Teaching Argument



Teaching Argument

Many students likely define “argument” as simply a verbal fight between two people, and therefore, as a necessary step toward enhancing our students’ sophistication as writers and cultivating their ability to argue, we need to expand their sense of what constitutes an argument and how argument functions in communities, especially the academic community. On one hand, we must help them to understand that, as Andrea Lunsford titled her recent textbook, “Everything’s an Argument.” That is, we need to help them see how, for example, visual images celebrate and implicitly advocate a certain worldview, a set of values and assumptions, and, at the same time, criticize alternatives; how stories and seemingly objective reports similarly foreground a particular point-of-view and advance certain claims; how all language, as Richard Weaver famously claimed, is “sermonic.” On the other hand, we need to concretize their sense of effective argumentative strategies and give them meaningful opportunities to practice using these strategies more and more ambitiously. In fact, as long as people have taught writing, they have done so to prepare their students for participation in public discourse – that is, for argument as the very life-blood of community, regardless of how much different communities might vary in defining what counts as an argument.
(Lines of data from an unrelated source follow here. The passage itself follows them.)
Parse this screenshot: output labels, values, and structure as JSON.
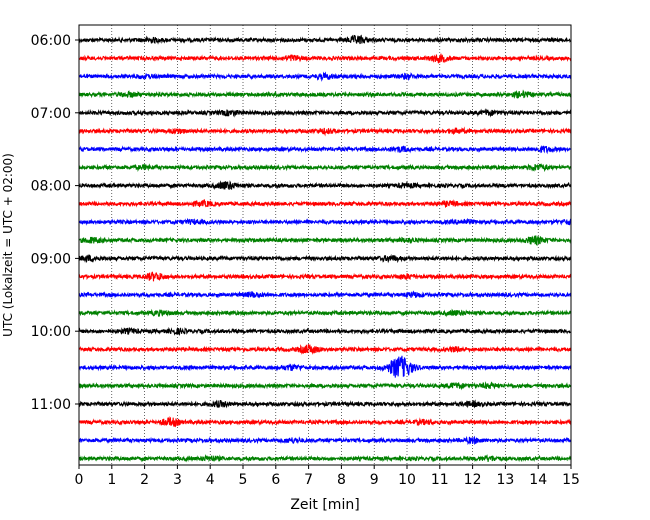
{
  "chart_data": {
    "type": "line",
    "title": "",
    "xlabel": "Zeit  [min]",
    "ylabel": "UTC (Lokalzeit = UTC + 02:00)",
    "xlim": [
      0,
      15
    ],
    "x_ticks": [
      "0",
      "1",
      "2",
      "3",
      "4",
      "5",
      "6",
      "7",
      "8",
      "9",
      "10",
      "11",
      "12",
      "13",
      "14",
      "15"
    ],
    "y_ticks": [
      "06:00",
      "07:00",
      "08:00",
      "09:00",
      "10:00",
      "11:00"
    ],
    "grid": "vertical dotted",
    "colors": [
      "#000000",
      "#ff0000",
      "#0000ff",
      "#008000"
    ],
    "trace_interval_min": 15,
    "series": [
      {
        "start": "06:00",
        "color": "#000000",
        "events": [
          {
            "t": 2.2,
            "a": 0.5
          },
          {
            "t": 8.5,
            "a": 1.0
          }
        ]
      },
      {
        "start": "06:15",
        "color": "#ff0000",
        "events": [
          {
            "t": 6.5,
            "a": 0.6
          },
          {
            "t": 11.0,
            "a": 0.9
          }
        ]
      },
      {
        "start": "06:30",
        "color": "#0000ff",
        "events": [
          {
            "t": 2.0,
            "a": 0.4
          },
          {
            "t": 7.5,
            "a": 0.6
          },
          {
            "t": 10.0,
            "a": 0.5
          }
        ]
      },
      {
        "start": "06:45",
        "color": "#008000",
        "events": [
          {
            "t": 1.5,
            "a": 0.5
          },
          {
            "t": 13.5,
            "a": 0.7
          }
        ]
      },
      {
        "start": "07:00",
        "color": "#000000",
        "events": [
          {
            "t": 4.6,
            "a": 0.6
          },
          {
            "t": 12.5,
            "a": 0.5
          }
        ]
      },
      {
        "start": "07:15",
        "color": "#ff0000",
        "events": [
          {
            "t": 3.0,
            "a": 0.5
          },
          {
            "t": 7.5,
            "a": 0.5
          },
          {
            "t": 11.5,
            "a": 0.5
          }
        ]
      },
      {
        "start": "07:30",
        "color": "#0000ff",
        "events": [
          {
            "t": 9.8,
            "a": 0.6
          },
          {
            "t": 14.2,
            "a": 0.6
          }
        ]
      },
      {
        "start": "07:45",
        "color": "#008000",
        "events": [
          {
            "t": 2.0,
            "a": 0.4
          },
          {
            "t": 14.0,
            "a": 0.7
          }
        ]
      },
      {
        "start": "08:00",
        "color": "#000000",
        "events": [
          {
            "t": 4.5,
            "a": 1.0
          },
          {
            "t": 10.0,
            "a": 0.4
          }
        ]
      },
      {
        "start": "08:15",
        "color": "#ff0000",
        "events": [
          {
            "t": 3.8,
            "a": 0.6
          },
          {
            "t": 11.3,
            "a": 0.5
          }
        ]
      },
      {
        "start": "08:30",
        "color": "#0000ff",
        "events": [
          {
            "t": 3.5,
            "a": 0.4
          },
          {
            "t": 11.7,
            "a": 0.5
          },
          {
            "t": 15.0,
            "a": 0.5
          }
        ]
      },
      {
        "start": "08:45",
        "color": "#008000",
        "events": [
          {
            "t": 0.4,
            "a": 0.6
          },
          {
            "t": 10.0,
            "a": 0.4
          },
          {
            "t": 13.9,
            "a": 1.0
          }
        ]
      },
      {
        "start": "09:00",
        "color": "#000000",
        "events": [
          {
            "t": 0.3,
            "a": 0.6
          },
          {
            "t": 9.5,
            "a": 0.6
          }
        ]
      },
      {
        "start": "09:15",
        "color": "#ff0000",
        "events": [
          {
            "t": 2.3,
            "a": 1.0
          },
          {
            "t": 10.0,
            "a": 0.5
          }
        ]
      },
      {
        "start": "09:30",
        "color": "#0000ff",
        "events": [
          {
            "t": 5.3,
            "a": 0.5
          },
          {
            "t": 10.2,
            "a": 0.5
          }
        ]
      },
      {
        "start": "09:45",
        "color": "#008000",
        "events": [
          {
            "t": 2.5,
            "a": 0.5
          },
          {
            "t": 11.5,
            "a": 0.5
          }
        ]
      },
      {
        "start": "10:00",
        "color": "#000000",
        "events": [
          {
            "t": 1.5,
            "a": 0.5
          },
          {
            "t": 3.0,
            "a": 0.5
          }
        ]
      },
      {
        "start": "10:15",
        "color": "#ff0000",
        "events": [
          {
            "t": 7.0,
            "a": 1.1
          },
          {
            "t": 11.5,
            "a": 0.5
          }
        ]
      },
      {
        "start": "10:30",
        "color": "#0000ff",
        "events": [
          {
            "t": 9.8,
            "a": 3.2
          },
          {
            "t": 6.5,
            "a": 0.6
          }
        ]
      },
      {
        "start": "10:45",
        "color": "#008000",
        "events": [
          {
            "t": 11.5,
            "a": 0.6
          },
          {
            "t": 12.5,
            "a": 0.5
          }
        ]
      },
      {
        "start": "11:00",
        "color": "#000000",
        "events": [
          {
            "t": 4.3,
            "a": 0.6
          },
          {
            "t": 12.0,
            "a": 0.5
          }
        ]
      },
      {
        "start": "11:15",
        "color": "#ff0000",
        "events": [
          {
            "t": 2.8,
            "a": 1.0
          },
          {
            "t": 10.5,
            "a": 0.4
          }
        ]
      },
      {
        "start": "11:30",
        "color": "#0000ff",
        "events": [
          {
            "t": 6.5,
            "a": 0.5
          },
          {
            "t": 12.0,
            "a": 0.6
          }
        ]
      },
      {
        "start": "11:45",
        "color": "#008000",
        "events": [
          {
            "t": 4.0,
            "a": 0.5
          },
          {
            "t": 12.5,
            "a": 0.5
          }
        ]
      }
    ]
  }
}
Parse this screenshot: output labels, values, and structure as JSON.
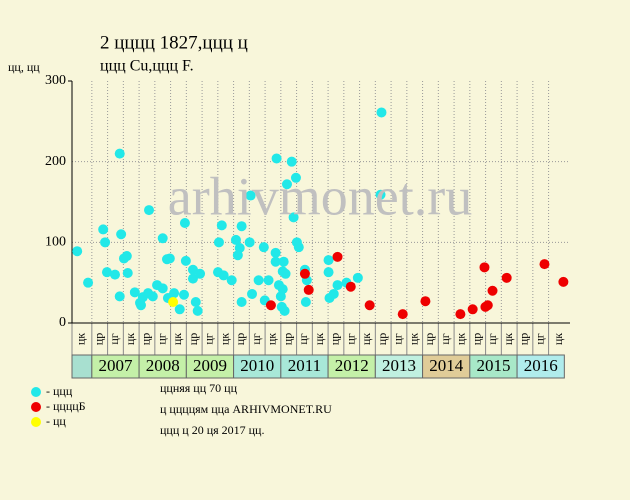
{
  "chart_data": {
    "type": "scatter",
    "title": "2 цццц 1827,ццц ц",
    "subtitle": "ццц Cu,ццц F.",
    "y_label": "цц, цц",
    "watermark": "arhivmonet.ru",
    "xlim": [
      2006.58,
      2017.12
    ],
    "ylim": [
      0,
      300
    ],
    "yticks": [
      0,
      100,
      200,
      300
    ],
    "grid": true,
    "periods": [
      "цк",
      "цр",
      "цг",
      "цк",
      "цр",
      "цг",
      "цк",
      "цр",
      "цг",
      "цк",
      "цр",
      "цг",
      "цк",
      "цр",
      "цг",
      "цк",
      "цр",
      "цг",
      "цк",
      "цр",
      "цг",
      "цк",
      "цр",
      "цг",
      "цк",
      "цр",
      "цг",
      "цк",
      "цр",
      "цг",
      "цк"
    ],
    "years": [
      "2007",
      "2008",
      "2009",
      "2010",
      "2011",
      "2012",
      "2013",
      "2014",
      "2015",
      "2016"
    ],
    "year_colors": [
      "#c4f0a8",
      "#c4f0a8",
      "#c4f0a8",
      "#a8e8d8",
      "#a8e8d8",
      "#c4f0a8",
      "#c0f0e0",
      "#e0cc98",
      "#a8e8c8",
      "#b0ecec"
    ],
    "series": [
      {
        "name": "- ццц",
        "color": "#22e8e8",
        "x": [
          2006.69,
          2006.92,
          2007.24,
          2007.28,
          2007.32,
          2007.49,
          2007.59,
          2007.62,
          2007.59,
          2007.68,
          2007.74,
          2007.76,
          2007.91,
          2008.02,
          2008.04,
          2008.08,
          2008.19,
          2008.21,
          2008.29,
          2008.38,
          2008.5,
          2008.5,
          2008.59,
          2008.65,
          2008.61,
          2008.74,
          2008.86,
          2008.95,
          2008.97,
          2008.99,
          2009.14,
          2009.14,
          2009.2,
          2009.24,
          2009.29,
          2009.69,
          2009.67,
          2009.75,
          2009.79,
          2009.96,
          2010.05,
          2010.09,
          2010.13,
          2010.17,
          2010.17,
          2010.34,
          2010.36,
          2010.39,
          2010.53,
          2010.64,
          2010.66,
          2010.74,
          2010.89,
          2010.91,
          2010.89,
          2010.96,
          2011.0,
          2011.02,
          2011.04,
          2011.04,
          2011.06,
          2011.08,
          2011.1,
          2011.13,
          2011.23,
          2011.27,
          2011.32,
          2011.34,
          2011.38,
          2011.51,
          2011.53,
          2011.55,
          2012.01,
          2012.01,
          2012.03,
          2012.12,
          2012.2,
          2012.39,
          2012.63,
          2013.11,
          2013.13
        ],
        "values": [
          89,
          50,
          116,
          100,
          63,
          60,
          210,
          110,
          33,
          80,
          83,
          62,
          38,
          25,
          22,
          32,
          37,
          140,
          33,
          47,
          105,
          43,
          79,
          80,
          31,
          37,
          17,
          35,
          124,
          77,
          66,
          55,
          26,
          15,
          61,
          100,
          63,
          121,
          59,
          53,
          103,
          84,
          93,
          120,
          26,
          100,
          158,
          36,
          53,
          94,
          28,
          53,
          87,
          204,
          76,
          47,
          33,
          20,
          64,
          42,
          76,
          15,
          61,
          172,
          200,
          131,
          180,
          100,
          94,
          66,
          26,
          53,
          78,
          63,
          31,
          36,
          47,
          50,
          56,
          159,
          261
        ]
      },
      {
        "name": "- ццццБ",
        "color": "#ee0000",
        "x": [
          2010.79,
          2011.51,
          2011.59,
          2012.2,
          2012.48,
          2012.88,
          2013.58,
          2014.06,
          2014.8,
          2015.06,
          2015.31,
          2015.33,
          2015.38,
          2015.48,
          2015.78,
          2016.58,
          2016.98
        ],
        "values": [
          22,
          61,
          41,
          82,
          45,
          22,
          11,
          27,
          11,
          17,
          69,
          20,
          22,
          40,
          56,
          73,
          51
        ]
      },
      {
        "name": "- цц",
        "color": "#ffff00",
        "x": [
          2008.72
        ],
        "values": [
          26
        ]
      }
    ],
    "notes": [
      "ццняя цц 70 цц",
      "ц ццццям цца ARHIVMONET.RU",
      "ццц ц 20 ця 2017 цц."
    ]
  }
}
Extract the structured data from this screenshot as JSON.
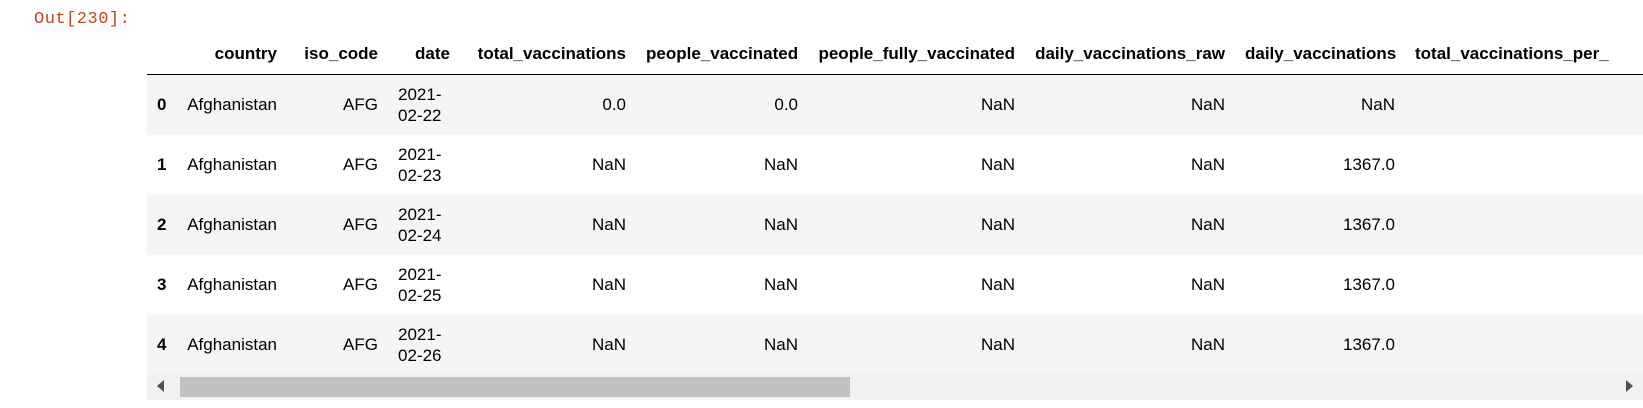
{
  "prompt": "Out[230]:",
  "columns": [
    "",
    "country",
    "iso_code",
    "date",
    "total_vaccinations",
    "people_vaccinated",
    "people_fully_vaccinated",
    "daily_vaccinations_raw",
    "daily_vaccinations",
    "total_vaccinations_per_"
  ],
  "rows": [
    {
      "index": "0",
      "country": "Afghanistan",
      "iso_code": "AFG",
      "date_1": "2021-",
      "date_2": "02-22",
      "total_vaccinations": "0.0",
      "people_vaccinated": "0.0",
      "people_fully_vaccinated": "NaN",
      "daily_vaccinations_raw": "NaN",
      "daily_vaccinations": "NaN"
    },
    {
      "index": "1",
      "country": "Afghanistan",
      "iso_code": "AFG",
      "date_1": "2021-",
      "date_2": "02-23",
      "total_vaccinations": "NaN",
      "people_vaccinated": "NaN",
      "people_fully_vaccinated": "NaN",
      "daily_vaccinations_raw": "NaN",
      "daily_vaccinations": "1367.0"
    },
    {
      "index": "2",
      "country": "Afghanistan",
      "iso_code": "AFG",
      "date_1": "2021-",
      "date_2": "02-24",
      "total_vaccinations": "NaN",
      "people_vaccinated": "NaN",
      "people_fully_vaccinated": "NaN",
      "daily_vaccinations_raw": "NaN",
      "daily_vaccinations": "1367.0"
    },
    {
      "index": "3",
      "country": "Afghanistan",
      "iso_code": "AFG",
      "date_1": "2021-",
      "date_2": "02-25",
      "total_vaccinations": "NaN",
      "people_vaccinated": "NaN",
      "people_fully_vaccinated": "NaN",
      "daily_vaccinations_raw": "NaN",
      "daily_vaccinations": "1367.0"
    },
    {
      "index": "4",
      "country": "Afghanistan",
      "iso_code": "AFG",
      "date_1": "2021-",
      "date_2": "02-26",
      "total_vaccinations": "NaN",
      "people_vaccinated": "NaN",
      "people_fully_vaccinated": "NaN",
      "daily_vaccinations_raw": "NaN",
      "daily_vaccinations": "1367.0"
    }
  ],
  "colors": {
    "prompt": "#c3441e",
    "stripe": "#f5f5f5",
    "scroll_thumb": "#c1c1c1"
  }
}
We can accomplish this through any number of strategies. Here are a few you might adapt for your own classroom.

• Sketch for you students and discuss with them the major approaches to argument – Aristotle’s, Stephen Toulmin’s, Chaim Perelman’s, Carl Rogers’s. Talk with them about the various forms of appeal (ethos, pathos, logos, kairos, and so on) and use these to organize yet subtler considerations of the various kinds of evidence, the various occasions and purposes for argument, the different forms of argument and the ways different media shape arguments.

• Create a “casebook” of different arguments about some particular issue. Ask your students to identify the technical differences in how the arguments are made; or have them use the arguments as the basis for developing their own arguments; or have them use the authors of some of the pieces as an imaginary audience against whom they can argue; have them revise some of these arguments to fit an approach or model different from the one in which they were originally written; or have them argue for which of the arguments is most successful.

• Collect a set of both “canonical” and contemporary examples of powerful, carefully disciplined argument -- excerpts from, say, Plato, Thomas More, Jonathan Swift, Virginia Woolf, Martin Luther King, plus selections from recent newspaper editorial pages – and ask students to identify the formal, technical properties of these arguments and then to develop careful imitations of them.

• Explore with your students the various logical fallacies that can weaken an argument, even undermine it altogether. (If you google ‘fallacies,’ you’ll find long lists of them with helpful examples). Also discuss with your students the other sorts of problems that can weaken an argument and develop examples of what-not-to-do.